In the same breath, if/when our Black colleagues do choose to speak up, it is crucial that we be active listeners. Nana, who is vocal on this issue within his workplace and his social circles adds, “I’m not speaking out against this because I am the Black spokesperson. I’m speaking out because I have brothers and a son who are no different from me; I’m speaking out because there are other Black people who may not have the privilege that I do to bring light to these issues, and because these issues go beyond affecting just myself.”
It’s important for us all to open our eyes, see the elephant in the room, and recognize it is wreaking havoc. It is damaging and it is hurting our valued colleagues. The fear of being uncomfortable in a conversation then seems silly when held up against the fact that people are being killed because of their skin colour.

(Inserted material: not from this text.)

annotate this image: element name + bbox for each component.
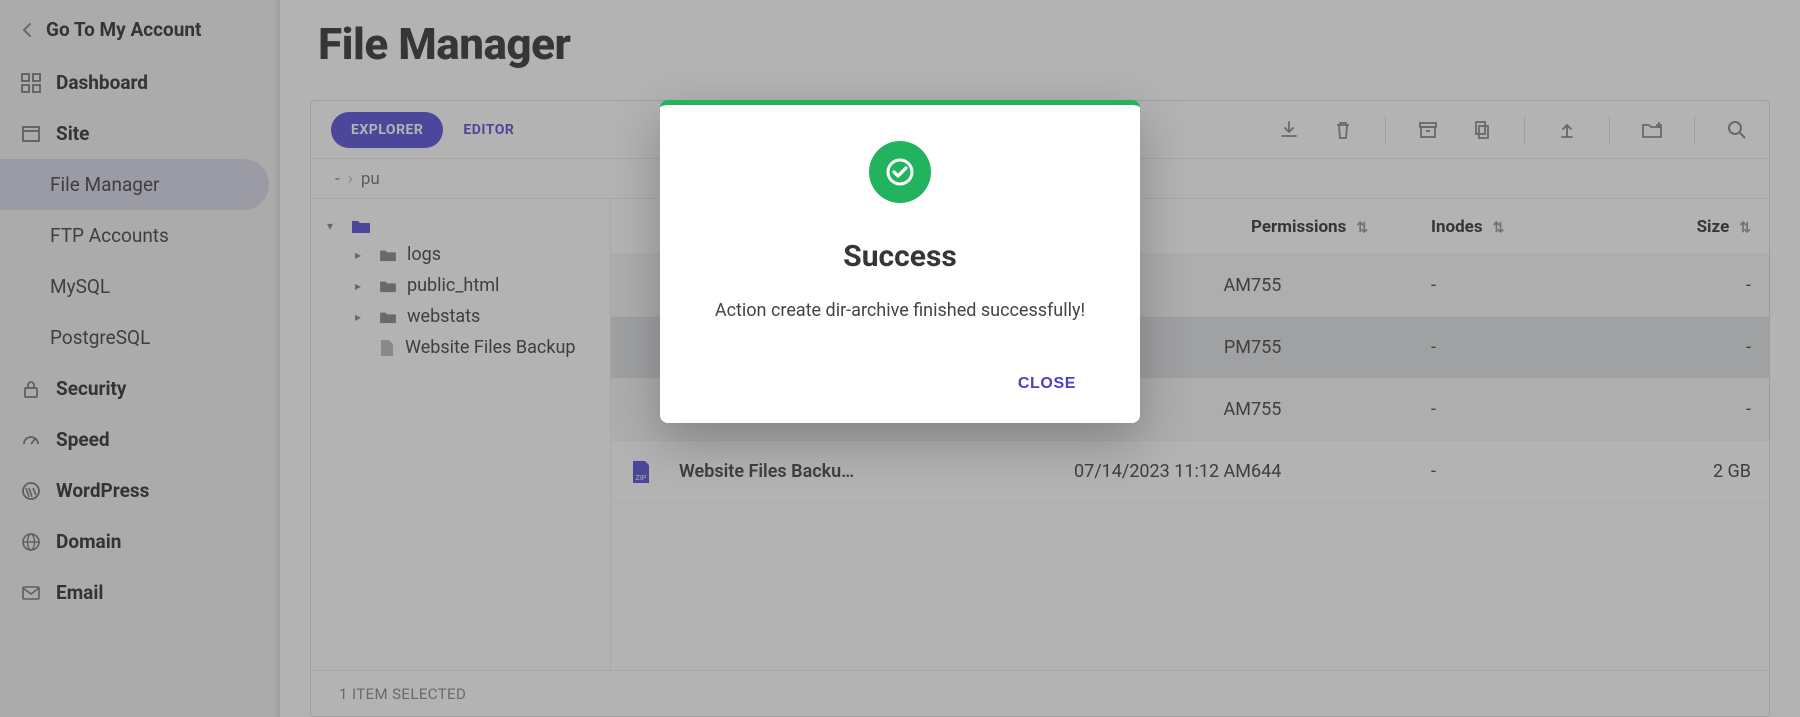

It is long overdue, but if we want our future to change, it is time to look systemic racism in the eye, and never look away again.
Hope is a dear friend
Some shared with me that following these tragic incidents, they have seen a willingness from their leaders and their colleagues to engage in difficult conversations. “It proves that progress is possible,” Atong tells me. But as I mentioned earlier, the weight is too much for a few to bear, so the progress has to be across the board if we want to facilitate real change that lasts.
“I hope that one day our children will understand that they don’t need to be silent in our society, that they have just as much of a voice as anyone else.”
Having grown up being told that she has to work twice as hard to prove herself because of her skin colour, Nadia tells me, “I hope that one day our children will understand that they don’t need to be silent in our society, that they have just as much of a voice as anyone else.”
“You have to have hope,” Nana says. The question he poses to me next is, “now, how will you use this hope to engage or bring about a change you want to see?” Jeanne emphasizes, “we have to apply an anti-racism lens to our everyday lives, as well as the work that we do as public servants.”
I want to thank each of the Black employees who agreed to take the time to open up a painful door and share their insights with me. Many were unnamed as they asked to remain anonymous, but their powerful words and insights are no less the backbone to this article, and an important piece of the catalyst of change we, as public servants, have the ability to create within our workplaces. We must keep pushing not only systemic boundaries, but our own too. To our Black colleagues, we hear you, we see you, and we stand by you.